Yesterday I re-worded (a little) the information in an article on innovation ...
99 Percent Of Innovation Methods Are Based On A Brain Model We Rejected A Decade Ago
by @maxnisen http://read.bi/ZUy3MO
(.. rejection of the idea that brain-storming works by turning off the "left-brain" analytic mind)
Immersion. Analysis. Permutation. Reframe.
Charles then tweeted some good points --
@harpersnotes Re https://twitter.com/tbi_warroom/status/286513057813905408 … I find innovate ideas happen for me when I don't focus on the problem or even...
@harpersnotes ... or even distract myself with other things. Also, when I'm not focusing on anything, and my mind just wanders.
@harpersnotes ... Different times of the day seem to be better. (Not sure if it is b/c of time of day or b/c of what I'm doing.)
@harpersnotes ... (Engineering is full of innovating. Well, at least the type I've been involved with. New problems to solve most the time.)
This very early morning I awoke (.. from yet another night of annoyingly vivid and intense dreams, totally "by the way") and I started writing a tweet reply, which became many, which became.. well... this --
Taking-a-break seems important for innovation as it allows for seeing new perspectives/permutations.
But see Hedgehog-Fox...
"The Hedgehog and the Fox" essay by Isaiah Berlin, background at wiki, http://en.wikipedia.org/wiki/The_Hedgehog_and_the_Fox ..
I do not think immersion is a hedgehog strategy, though some may intuit it so.
Foxes forecast better, Tetlock 2007 essay, (scroll down to summary), http://longnow.org/seminars/02007/jan/26/why-foxes-are-better-forecasters-than-hedgehogs/ ..
Immersion strategy optimized when informed by various perspective-shifting strategies, short breaks are but one common example.
Related: Searching for word/phrase to describe, for example, training at blindfold chess to improve regular-chess tournament performance.
Innovation and "play" -- "work" mind-set might blocks innovative thought. Breaks allow for play psychological milieu-perspective to re-set.

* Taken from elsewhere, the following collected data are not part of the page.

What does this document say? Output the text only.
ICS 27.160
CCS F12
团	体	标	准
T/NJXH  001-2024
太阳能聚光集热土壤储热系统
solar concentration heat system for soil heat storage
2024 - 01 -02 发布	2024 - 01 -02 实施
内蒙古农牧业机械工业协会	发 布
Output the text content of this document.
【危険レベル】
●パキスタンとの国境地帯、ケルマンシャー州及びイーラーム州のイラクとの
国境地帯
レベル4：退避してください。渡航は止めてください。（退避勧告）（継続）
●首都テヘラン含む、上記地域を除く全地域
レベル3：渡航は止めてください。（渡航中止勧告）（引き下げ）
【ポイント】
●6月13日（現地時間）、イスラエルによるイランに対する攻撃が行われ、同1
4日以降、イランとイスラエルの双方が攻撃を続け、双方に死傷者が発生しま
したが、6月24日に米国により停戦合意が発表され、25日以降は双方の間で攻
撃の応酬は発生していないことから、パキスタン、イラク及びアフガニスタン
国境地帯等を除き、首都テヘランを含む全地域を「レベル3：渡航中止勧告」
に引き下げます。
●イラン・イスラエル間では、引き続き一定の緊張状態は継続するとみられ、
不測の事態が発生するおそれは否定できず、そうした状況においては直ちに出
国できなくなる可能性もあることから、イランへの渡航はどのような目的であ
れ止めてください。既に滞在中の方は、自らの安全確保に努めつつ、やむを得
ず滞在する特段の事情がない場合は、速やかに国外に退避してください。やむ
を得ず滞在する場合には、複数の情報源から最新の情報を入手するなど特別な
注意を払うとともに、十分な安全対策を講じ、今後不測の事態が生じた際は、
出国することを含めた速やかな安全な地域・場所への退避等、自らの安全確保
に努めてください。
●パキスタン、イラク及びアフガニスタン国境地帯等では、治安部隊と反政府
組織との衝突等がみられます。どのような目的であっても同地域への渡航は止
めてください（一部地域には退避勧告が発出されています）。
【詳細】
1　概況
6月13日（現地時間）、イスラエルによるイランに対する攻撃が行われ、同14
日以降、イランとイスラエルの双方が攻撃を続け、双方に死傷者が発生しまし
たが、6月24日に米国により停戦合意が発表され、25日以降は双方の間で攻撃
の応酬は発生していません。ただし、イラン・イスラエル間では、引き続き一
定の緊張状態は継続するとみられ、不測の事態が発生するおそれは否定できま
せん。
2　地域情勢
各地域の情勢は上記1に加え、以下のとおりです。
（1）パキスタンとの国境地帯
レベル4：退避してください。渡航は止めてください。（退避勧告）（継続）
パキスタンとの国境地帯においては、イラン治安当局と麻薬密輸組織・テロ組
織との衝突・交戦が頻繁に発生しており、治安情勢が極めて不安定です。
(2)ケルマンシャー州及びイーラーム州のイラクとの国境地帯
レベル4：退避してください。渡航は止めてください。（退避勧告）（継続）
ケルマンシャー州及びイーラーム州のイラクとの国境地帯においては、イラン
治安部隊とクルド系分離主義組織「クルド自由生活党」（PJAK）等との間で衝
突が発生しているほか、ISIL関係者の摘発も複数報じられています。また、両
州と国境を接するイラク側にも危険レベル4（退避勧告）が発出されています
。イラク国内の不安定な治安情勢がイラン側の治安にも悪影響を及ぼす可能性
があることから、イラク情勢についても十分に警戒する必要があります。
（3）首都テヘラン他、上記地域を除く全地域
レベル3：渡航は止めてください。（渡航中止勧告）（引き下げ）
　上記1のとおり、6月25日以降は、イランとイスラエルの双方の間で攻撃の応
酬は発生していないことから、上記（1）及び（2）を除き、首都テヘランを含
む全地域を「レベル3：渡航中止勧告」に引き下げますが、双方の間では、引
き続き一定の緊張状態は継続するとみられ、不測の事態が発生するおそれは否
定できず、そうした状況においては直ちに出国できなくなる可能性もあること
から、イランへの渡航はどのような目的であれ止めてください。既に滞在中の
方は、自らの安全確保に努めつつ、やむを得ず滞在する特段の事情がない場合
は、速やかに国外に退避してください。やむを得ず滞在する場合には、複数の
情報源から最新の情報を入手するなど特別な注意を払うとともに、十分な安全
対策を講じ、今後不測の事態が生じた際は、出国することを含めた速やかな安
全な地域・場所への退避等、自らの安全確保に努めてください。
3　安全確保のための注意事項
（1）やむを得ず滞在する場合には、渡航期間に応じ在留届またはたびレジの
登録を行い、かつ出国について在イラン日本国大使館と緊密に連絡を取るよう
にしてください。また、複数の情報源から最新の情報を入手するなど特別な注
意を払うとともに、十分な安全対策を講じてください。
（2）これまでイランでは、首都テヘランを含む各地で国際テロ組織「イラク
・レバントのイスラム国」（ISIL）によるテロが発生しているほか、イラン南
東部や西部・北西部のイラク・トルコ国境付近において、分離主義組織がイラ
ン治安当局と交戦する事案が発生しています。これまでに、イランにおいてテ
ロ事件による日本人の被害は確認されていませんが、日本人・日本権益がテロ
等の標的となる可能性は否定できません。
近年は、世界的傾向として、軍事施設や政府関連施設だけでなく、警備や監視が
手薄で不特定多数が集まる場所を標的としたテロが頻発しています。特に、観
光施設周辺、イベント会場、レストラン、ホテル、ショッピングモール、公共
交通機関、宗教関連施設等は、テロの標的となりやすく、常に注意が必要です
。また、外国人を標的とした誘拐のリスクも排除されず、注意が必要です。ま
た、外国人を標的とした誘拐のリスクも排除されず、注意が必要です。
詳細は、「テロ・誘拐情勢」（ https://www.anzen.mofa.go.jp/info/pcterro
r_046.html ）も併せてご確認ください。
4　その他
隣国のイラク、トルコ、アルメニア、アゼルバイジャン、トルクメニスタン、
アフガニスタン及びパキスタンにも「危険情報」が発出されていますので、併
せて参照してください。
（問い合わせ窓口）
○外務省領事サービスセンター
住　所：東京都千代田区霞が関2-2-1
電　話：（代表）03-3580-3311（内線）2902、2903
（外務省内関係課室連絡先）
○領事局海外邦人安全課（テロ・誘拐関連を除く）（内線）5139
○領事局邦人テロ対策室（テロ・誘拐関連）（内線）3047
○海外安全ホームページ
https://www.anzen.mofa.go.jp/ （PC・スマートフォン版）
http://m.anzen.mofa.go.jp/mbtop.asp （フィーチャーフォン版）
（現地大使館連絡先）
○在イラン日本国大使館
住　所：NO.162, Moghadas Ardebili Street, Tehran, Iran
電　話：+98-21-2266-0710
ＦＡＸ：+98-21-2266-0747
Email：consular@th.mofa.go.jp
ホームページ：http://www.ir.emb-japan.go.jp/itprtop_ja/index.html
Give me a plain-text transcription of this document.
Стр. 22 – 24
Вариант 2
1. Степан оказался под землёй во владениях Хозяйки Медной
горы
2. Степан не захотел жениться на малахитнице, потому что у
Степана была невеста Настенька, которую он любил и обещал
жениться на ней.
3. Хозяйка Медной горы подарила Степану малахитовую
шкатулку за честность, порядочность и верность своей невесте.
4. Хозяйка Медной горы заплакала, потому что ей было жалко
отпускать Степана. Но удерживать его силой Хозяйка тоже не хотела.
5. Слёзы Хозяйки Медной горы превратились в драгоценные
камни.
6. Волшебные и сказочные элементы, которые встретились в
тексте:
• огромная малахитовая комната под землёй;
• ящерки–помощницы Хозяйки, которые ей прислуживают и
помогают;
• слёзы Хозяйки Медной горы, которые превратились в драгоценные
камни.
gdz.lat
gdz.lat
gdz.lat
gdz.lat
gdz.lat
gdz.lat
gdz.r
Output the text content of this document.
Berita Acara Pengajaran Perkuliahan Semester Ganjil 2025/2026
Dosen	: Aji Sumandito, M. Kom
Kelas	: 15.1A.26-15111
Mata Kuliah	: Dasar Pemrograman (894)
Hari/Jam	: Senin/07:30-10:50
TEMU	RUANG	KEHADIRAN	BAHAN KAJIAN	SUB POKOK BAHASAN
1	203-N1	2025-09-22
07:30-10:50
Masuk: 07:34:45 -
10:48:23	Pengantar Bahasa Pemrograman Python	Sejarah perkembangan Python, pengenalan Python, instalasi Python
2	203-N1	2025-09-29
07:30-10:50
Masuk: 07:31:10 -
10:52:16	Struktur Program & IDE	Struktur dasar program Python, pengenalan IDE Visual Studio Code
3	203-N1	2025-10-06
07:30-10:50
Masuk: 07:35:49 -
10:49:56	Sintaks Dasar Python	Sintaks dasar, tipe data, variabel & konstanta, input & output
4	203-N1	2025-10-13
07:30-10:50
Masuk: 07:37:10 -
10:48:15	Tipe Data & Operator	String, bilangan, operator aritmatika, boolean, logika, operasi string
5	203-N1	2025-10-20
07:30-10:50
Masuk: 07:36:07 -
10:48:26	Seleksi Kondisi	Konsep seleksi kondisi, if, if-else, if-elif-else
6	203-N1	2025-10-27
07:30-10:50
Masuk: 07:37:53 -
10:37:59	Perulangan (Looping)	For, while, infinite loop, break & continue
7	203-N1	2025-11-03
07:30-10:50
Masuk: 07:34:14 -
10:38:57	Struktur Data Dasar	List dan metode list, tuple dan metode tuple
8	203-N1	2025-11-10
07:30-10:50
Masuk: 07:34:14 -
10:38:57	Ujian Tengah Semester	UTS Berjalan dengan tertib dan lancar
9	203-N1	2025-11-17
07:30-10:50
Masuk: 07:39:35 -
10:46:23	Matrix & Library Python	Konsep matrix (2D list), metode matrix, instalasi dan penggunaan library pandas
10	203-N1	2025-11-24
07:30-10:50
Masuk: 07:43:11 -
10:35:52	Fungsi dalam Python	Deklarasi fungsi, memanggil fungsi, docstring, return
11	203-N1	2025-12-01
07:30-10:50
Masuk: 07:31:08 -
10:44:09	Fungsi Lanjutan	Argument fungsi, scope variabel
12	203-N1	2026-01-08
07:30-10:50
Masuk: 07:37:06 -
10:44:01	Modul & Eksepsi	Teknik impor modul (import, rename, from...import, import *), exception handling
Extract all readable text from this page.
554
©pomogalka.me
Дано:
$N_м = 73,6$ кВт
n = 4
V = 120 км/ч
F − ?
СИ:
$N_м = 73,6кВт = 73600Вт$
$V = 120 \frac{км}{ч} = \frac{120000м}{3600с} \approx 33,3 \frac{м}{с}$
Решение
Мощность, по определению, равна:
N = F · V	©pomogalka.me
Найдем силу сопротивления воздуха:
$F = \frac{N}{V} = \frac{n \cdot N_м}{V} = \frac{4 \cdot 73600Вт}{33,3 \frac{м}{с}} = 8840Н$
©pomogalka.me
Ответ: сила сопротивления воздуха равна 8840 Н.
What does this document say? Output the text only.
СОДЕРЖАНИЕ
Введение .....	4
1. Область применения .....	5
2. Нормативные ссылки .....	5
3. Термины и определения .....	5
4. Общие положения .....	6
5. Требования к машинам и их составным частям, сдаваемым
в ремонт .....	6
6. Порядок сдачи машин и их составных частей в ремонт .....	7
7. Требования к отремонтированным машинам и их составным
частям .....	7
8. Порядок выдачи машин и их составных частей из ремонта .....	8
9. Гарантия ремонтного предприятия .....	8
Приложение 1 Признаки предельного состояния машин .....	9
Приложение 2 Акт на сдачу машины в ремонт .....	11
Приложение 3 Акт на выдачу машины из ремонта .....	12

Innovation and "play" -- notice that children's play often involves pretend-play, a kind of perspective-taking contra to reality.
Aside: Peeve -- Theory of Mind often interpreted as building block for perspective-taking. The mind is more modular than that.
(Admittedly weird question: Are aspie-ish Science Fiction nerds superior at play-imagining hypothetical worlds?)
There is an old story that I vaguely recall as being in The Histories by Herodotus, that the ancient Persians would discuss important matter twice -- once when drunk, and the next morning after sobering up.
There is an old idea that levels of activity of various brain molecules fluctuate over time, such as that dopamine levels of activity are higher in the AM, for example.
I've heard this idea, and recall reading it, but don't recall offhand any cites for it.
If so, this could be a more longer time scale of what I think of as temporal modularity, though currently I'm mostly thinking of it in terms of brain waves.